Words have always been my strength, and I don't feel comfortable in my life when I'm not writing something. There've been times when I have been limited in my ability to write because of physical limitations. For me, it is like being without mental oxygen, like being a beached whale, a dolphin without fins.

So, is writing my purpose?

Indeed, at least in part, but I also discovered this other creative pursuit, this hobby, called scrapbooking, which involves writing, but it also involves colors, textures, design, all those things that intrigued and attracted me to fashion so many years ago. When I think about my purpose, what sounds a bell with resounding clarity it creativity.
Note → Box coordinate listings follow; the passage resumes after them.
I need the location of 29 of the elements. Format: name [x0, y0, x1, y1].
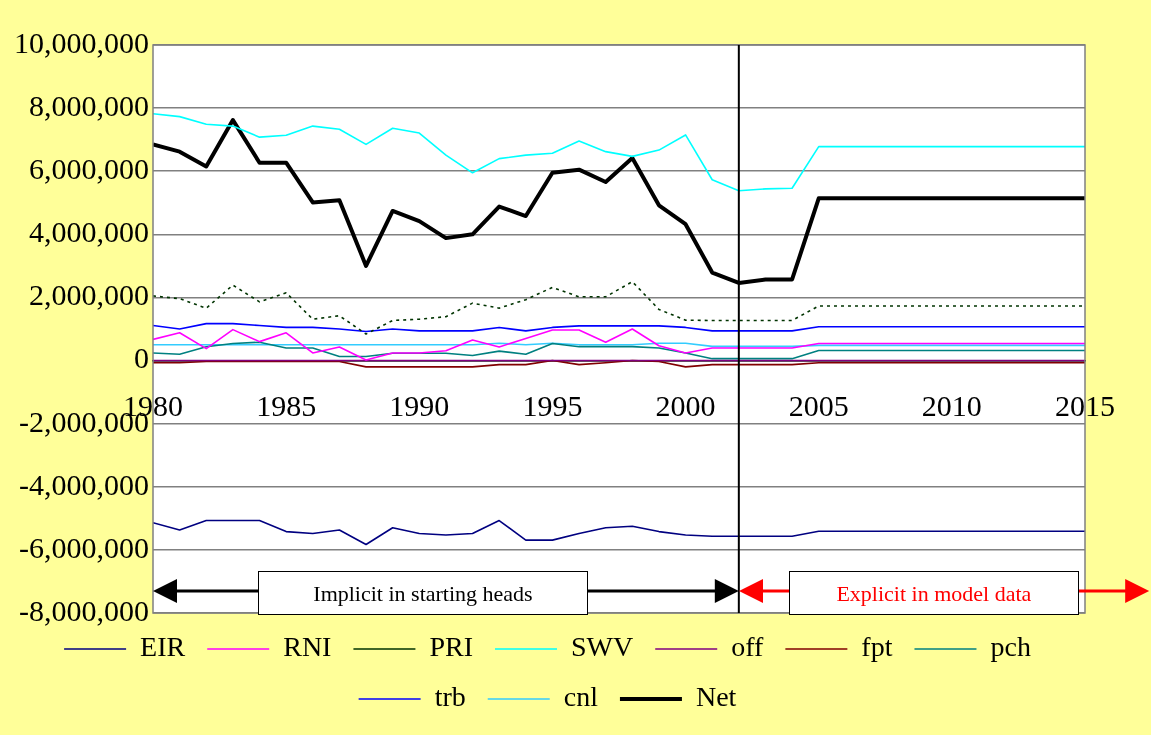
legend-label: fpt — [861, 631, 893, 663]
note-box: Explicit in model data — [788, 571, 1079, 615]
y-tick-label: 2,000,000 — [29, 278, 149, 312]
y-tick-label: 0 — [134, 341, 149, 375]
x-tick-label: 2015 — [1055, 389, 1115, 423]
legend-label: Net — [695, 681, 737, 713]
legend-label: pch — [990, 631, 1031, 663]
note-box: Implicit in starting heads — [258, 571, 588, 615]
x-tick-label: 2005 — [788, 389, 849, 423]
legend-label: off — [731, 631, 765, 663]
x-tick-label: 1990 — [389, 389, 450, 423]
legend-label: PRI — [429, 631, 474, 663]
x-tick-label: 1985 — [256, 389, 317, 423]
legend-label: trb — [434, 681, 466, 713]
legend-label: cnl — [563, 681, 599, 713]
y-tick-label: -4,000,000 — [19, 467, 149, 501]
line-series — [153, 280, 1085, 335]
legend-label: RNI — [283, 631, 332, 663]
x-tick-label: 2010 — [921, 389, 982, 423]
y-tick-label: 6,000,000 — [29, 152, 149, 186]
x-tick-label: 2000 — [655, 389, 716, 423]
legend-label: EIR — [140, 631, 186, 663]
x-tick-label: 1995 — [522, 389, 583, 423]
legend-label: SWV — [571, 631, 634, 663]
y-tick-label: 4,000,000 — [29, 215, 149, 249]
y-tick-label: -6,000,000 — [19, 530, 149, 564]
y-tick-label: -8,000,000 — [19, 593, 149, 627]
y-tick-label: 10,000,000 — [14, 25, 149, 59]
y-tick-label: 8,000,000 — [29, 88, 149, 122]
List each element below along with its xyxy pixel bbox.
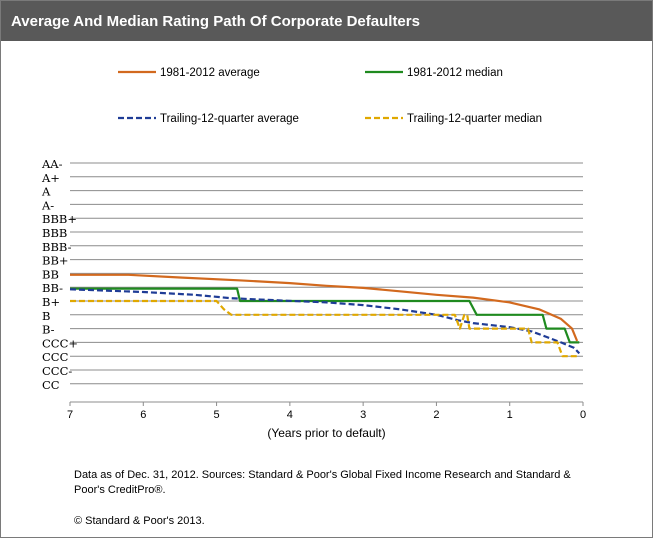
y-tick-label: A <box>41 185 51 199</box>
y-tick-label: A+ <box>41 171 60 185</box>
x-tick-label: 2 <box>433 409 439 421</box>
copyright-note: © Standard & Poor's 2013. <box>74 515 205 527</box>
y-tick-label: BB+ <box>42 254 69 268</box>
y-tick-label: CC <box>42 378 60 392</box>
y-tick-label: BB- <box>42 281 63 295</box>
y-tick-label: B <box>42 309 50 323</box>
legend-label: 1981-2012 average <box>160 67 260 79</box>
x-tick-label: 0 <box>580 409 586 421</box>
y-tick-label: AA- <box>41 157 63 171</box>
chart-title: Average And Median Rating Path Of Corpor… <box>11 13 420 30</box>
y-tick-label: BBB <box>42 226 67 240</box>
x-tick-label: 3 <box>360 409 366 421</box>
x-tick-label: 1 <box>507 409 513 421</box>
series-line <box>70 287 580 344</box>
y-tick-label: B- <box>42 323 55 337</box>
y-tick-label: CCC- <box>42 364 72 378</box>
y-tick-label: BBB+ <box>42 212 77 226</box>
source-note: Data as of Dec. 31, 2012. Sources: Stand… <box>74 469 571 496</box>
y-tick-label: CCC+ <box>42 336 78 350</box>
y-tick-label: A- <box>41 198 54 212</box>
x-tick-label: 4 <box>287 409 293 421</box>
legend-label: 1981-2012 median <box>407 67 503 79</box>
series-line <box>69 288 581 355</box>
legend-label: Trailing-12-quarter average <box>160 113 299 125</box>
y-tick-label: B+ <box>42 295 60 309</box>
series-line <box>70 299 580 358</box>
x-tick-label: 7 <box>67 409 73 421</box>
y-tick-label: BBB- <box>42 240 72 254</box>
y-tick-label: BB <box>42 267 59 281</box>
x-axis-label: (Years prior to default) <box>267 426 385 440</box>
x-tick-label: 6 <box>140 409 146 421</box>
legend-label: Trailing-12-quarter median <box>407 113 542 125</box>
y-tick-label: CCC <box>42 350 69 364</box>
x-tick-label: 5 <box>214 409 220 421</box>
title-bar: Average And Median Rating Path Of Corpor… <box>1 1 652 41</box>
series-line <box>70 273 579 342</box>
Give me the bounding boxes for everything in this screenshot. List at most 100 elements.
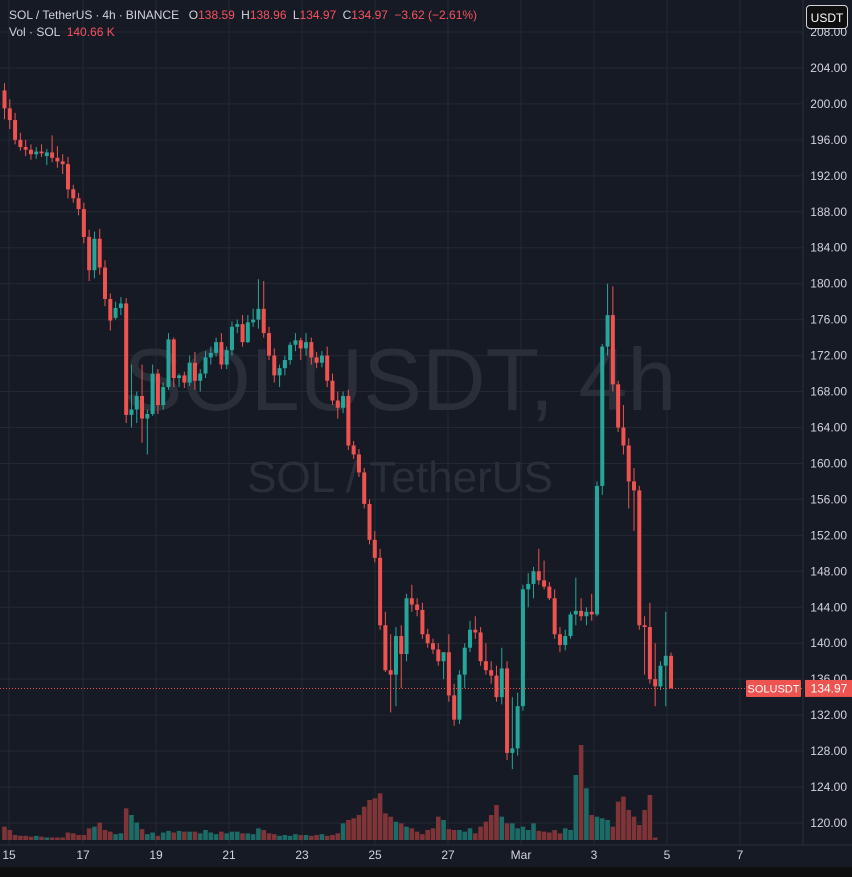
volume-bar [70,833,76,840]
candle-body [18,139,23,148]
candle-body [55,157,60,162]
candle-body [494,675,499,698]
volume-bar [44,837,50,840]
candle-body [124,303,129,415]
candle-body [150,373,155,415]
candle-body [594,485,599,615]
candle-body [2,90,7,109]
volume-bar [324,835,330,840]
last-price-value: 134.97 [811,681,848,695]
volume-label[interactable]: Vol · SOL [9,25,61,39]
candle-body [351,445,356,455]
candle-body [552,598,557,635]
candle-body [520,589,525,707]
legend-interval[interactable]: 4h [102,8,116,22]
candle-body [76,198,81,210]
candle-body [272,355,277,376]
time-tick-label: 5 [664,848,671,862]
time-tick-label: 17 [76,848,90,862]
volume-bar [383,813,388,840]
candle-body [108,298,113,321]
volume-bar [213,834,219,840]
volume-bar [176,830,182,840]
candle-body [393,636,398,675]
candle-body [346,396,351,446]
volume-bar [589,815,594,840]
candle-body [103,267,108,299]
candle-body [129,409,134,415]
volume-bar [536,830,542,840]
watermark-name: SOL / TetherUS [247,453,553,502]
candle-body [50,152,55,158]
volume-bar [229,831,235,840]
volume-bar [647,795,653,840]
low-value: 134.97 [299,8,337,22]
volume-bar [356,815,362,840]
candle-body [97,238,102,268]
candle-body [314,357,319,363]
volume-bar [187,831,192,840]
volume-bar [631,816,637,840]
volume-bar [234,831,240,840]
volume-bar [372,798,378,840]
low-label: L [292,8,300,22]
candle-body [267,333,271,356]
volume-bar [298,835,304,840]
volume-bar [515,828,520,840]
candle-body [610,315,615,385]
volume-bar [430,828,436,840]
price-tick-label: 140.00 [810,636,847,650]
candle-body [452,695,457,720]
candle-body [579,610,584,617]
volume-bar [7,830,13,840]
candle-body [515,706,520,749]
volume-bar [610,826,616,840]
price-tick-label: 128.00 [810,744,847,758]
candle-body [39,151,44,154]
currency-button[interactable]: USDT [806,5,848,29]
time-tick-label: 27 [441,848,455,862]
volume-bar [351,818,356,840]
volume-bar [557,833,563,840]
candle-body [288,344,293,361]
candle-body [436,649,441,662]
volume-bar [150,832,155,840]
volume-bar [240,833,245,840]
candle-body [563,636,568,646]
time-tick-label: 3 [591,848,598,862]
volume-bar [293,834,298,840]
candle-body [632,481,637,491]
candle-body [404,598,409,655]
candle-body [198,373,203,381]
volume-bar [451,830,457,840]
volume-bar [171,832,177,840]
time-tick-label: 7 [737,848,744,862]
candle-body [489,670,494,676]
candle-body [182,375,187,383]
legend-symbol[interactable]: SOL / TetherUS [9,8,93,22]
candle-body [616,384,621,428]
volume-bar [388,816,393,840]
legend-exchange: BINANCE [125,8,180,22]
candle-body [23,147,28,150]
volume-bar [642,810,647,840]
volume-bar [123,808,129,840]
volume-bar [118,833,124,840]
candle-body [325,355,330,381]
price-axis-bg [803,0,852,845]
candle-body [409,598,414,605]
candle-body [71,189,76,199]
candle-body [526,583,531,590]
candle-body [245,322,250,343]
candle-body [647,627,652,680]
price-tick-label: 120.00 [810,816,847,830]
volume-bar [531,823,536,840]
volume-bar [2,826,7,840]
volume-bar [23,835,28,840]
candle-body [462,647,467,675]
price-tick-label: 168.00 [810,385,847,399]
candle-body [34,151,39,155]
volume-bar [314,835,319,840]
candle-body [261,308,266,334]
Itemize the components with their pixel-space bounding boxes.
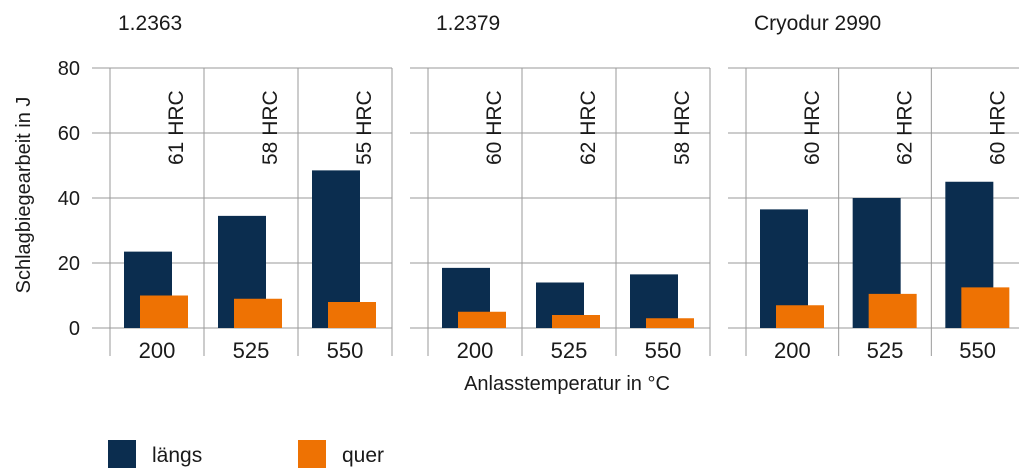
hardness-annotation: 61 HRC <box>165 90 188 165</box>
legend-item: quer <box>298 440 384 468</box>
panel-title: Cryodur 2990 <box>754 12 881 35</box>
x-tick-label: 525 <box>867 338 904 363</box>
bar-quer <box>776 305 824 328</box>
bar-quer <box>328 302 376 328</box>
y-tick-label: 80 <box>58 58 80 80</box>
y-tick-label: 0 <box>69 318 80 340</box>
hardness-annotation: 62 HRC <box>894 90 917 165</box>
bar-quer <box>458 311 506 328</box>
bar-quer <box>868 293 917 328</box>
x-tick-label: 525 <box>233 338 270 363</box>
hardness-annotation: 60 HRC <box>986 90 1009 165</box>
legend-swatch <box>298 440 326 468</box>
x-tick-label: 200 <box>139 338 176 363</box>
x-tick-label: 200 <box>457 338 494 363</box>
bar-quer <box>140 295 188 328</box>
chart-panels: 1.2363 61 HRC 200 58 HRC 525 55 HRC 550 1.2379 6… <box>92 12 1019 363</box>
panel-3: Cryodur 2990 60 HRC 200 62 HRC 525 60 HRC 550 <box>728 12 1019 363</box>
legend-item: längs <box>108 440 202 468</box>
hardness-annotation: 55 HRC <box>353 90 376 165</box>
x-axis-label: Anlasstemperatur in °C <box>464 373 670 395</box>
legend-label: quer <box>342 444 384 467</box>
y-axis-label: Schlagbiegearbeit in J <box>13 97 35 294</box>
x-tick-label: 550 <box>959 338 996 363</box>
hardness-annotation: 62 HRC <box>577 90 600 165</box>
hardness-annotation: 60 HRC <box>801 90 824 165</box>
hardness-annotation: 58 HRC <box>671 90 694 165</box>
y-axis: 0 20 40 60 80 <box>58 58 80 340</box>
legend: längs quer <box>108 440 384 468</box>
x-tick-label: 550 <box>645 338 682 363</box>
bar-quer <box>961 287 1010 328</box>
legend-label: längs <box>152 444 202 467</box>
panel-title: 1.2379 <box>436 12 500 35</box>
hardness-annotation: 60 HRC <box>483 90 506 165</box>
x-tick-label: 200 <box>774 338 811 363</box>
hardness-annotation: 58 HRC <box>259 90 282 165</box>
legend-swatch <box>108 440 136 468</box>
y-tick-label: 20 <box>58 253 80 275</box>
panel-2: 1.2379 60 HRC 200 62 HRC 525 58 HRC 550 <box>410 12 711 363</box>
bar-quer <box>234 298 282 328</box>
panel-title: 1.2363 <box>118 12 182 35</box>
y-tick-label: 60 <box>58 123 80 145</box>
y-tick-label: 40 <box>58 188 80 210</box>
panel-1: 1.2363 61 HRC 200 58 HRC 525 55 HRC 550 <box>92 12 393 363</box>
bar-quer <box>552 315 600 328</box>
bar-laengs <box>312 170 360 328</box>
x-tick-label: 550 <box>327 338 364 363</box>
x-tick-label: 525 <box>551 338 588 363</box>
bar-quer <box>646 318 694 328</box>
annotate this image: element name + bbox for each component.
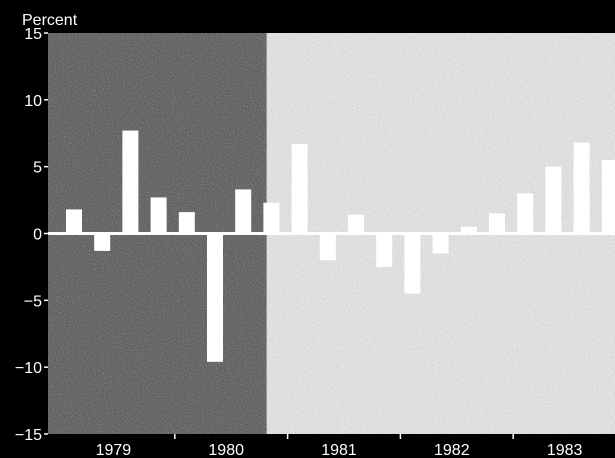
bar-1981Q2	[319, 233, 336, 261]
y-tick-label: 10	[24, 93, 42, 110]
x-tick-label: 1982	[434, 442, 470, 458]
bar-1979Q1	[66, 209, 82, 234]
x-tick-label: 1981	[321, 442, 357, 458]
bar-1979Q2	[94, 233, 111, 251]
y-tick-label: −10	[15, 360, 42, 377]
y-axis-title: Percent	[22, 12, 78, 29]
y-tick-label: −15	[15, 427, 42, 444]
x-tick-label: 1980	[208, 442, 244, 458]
bar-1983Q3	[573, 142, 590, 234]
bar-1981Q4	[376, 233, 393, 267]
bar-1980Q4	[263, 202, 280, 234]
y-axis: 15 10 5 0 −5 −10 −15	[15, 26, 48, 444]
bar-1979Q4	[150, 197, 167, 234]
x-tick-label: 1983	[547, 442, 583, 458]
x-axis: 1979 1980 1981 1982 1983	[96, 434, 583, 458]
bar-1979Q3	[122, 130, 139, 234]
bar-1981Q3	[348, 214, 364, 234]
bar-1983Q4	[601, 159, 615, 234]
y-tick-label: 5	[33, 160, 42, 177]
x-tick-label: 1979	[96, 442, 132, 458]
bar-1983Q1	[517, 193, 534, 234]
bar-1980Q2	[207, 233, 223, 362]
bar-1980Q3	[235, 189, 252, 234]
bars-group	[66, 130, 615, 362]
bar-1982Q3	[460, 226, 477, 234]
bar-1983Q2	[545, 166, 562, 234]
bar-1981Q1	[291, 143, 308, 234]
bar-1982Q1	[404, 233, 421, 294]
bar-1982Q2	[432, 233, 449, 254]
y-tick-label: 0	[33, 227, 42, 244]
y-tick-label: 15	[24, 26, 42, 43]
bar-1982Q4	[489, 213, 505, 234]
y-tick-label: −5	[24, 293, 42, 310]
bar-1980Q1	[178, 212, 195, 234]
I'm a deeply creative person, and I believe that creativity heals, rejuvenates, makes us human beings better, heartier, healthier, happier.

My purpose, in some as yet undetermined fashion, is to promote, teach, encourage, inspire creativity.

I'm practicing creativity myself on a daily basis. Living can be creative if you're paying attention and not just plodding along. Life is to be experienced openly. I try to open myself to new discoveries, new learning, every day. I've become, as forty approaches, aware of how fleeting life can be. Already, age and its resulting gravity have begun to sink into my consciousness. I don't have the time I used to think I had to decide. Living is for now.

I know that living creatively, continuing to play with color and design in the form of adhering pictures to cardstock and telling the accompanying story, continuing to write every chance I get and hone my craft, these are the daily work of finding my purpose and manifesting it in my life. The Universe is grand and open and full of opportunities. I know I am on the right path, and I can hardly wait to see just where it takes me.

Another Celebration

Not only am I on the brink of celebrating my birthday, today is the 18th anniversary of my friendship with Jill. Through so many years, so many joys and sorrows, so much of living, you have been an anchor and delightful companion. I love you, Jill. How lucky I am to have you as my best friend, my true sister. Happy Friendship Anniversary!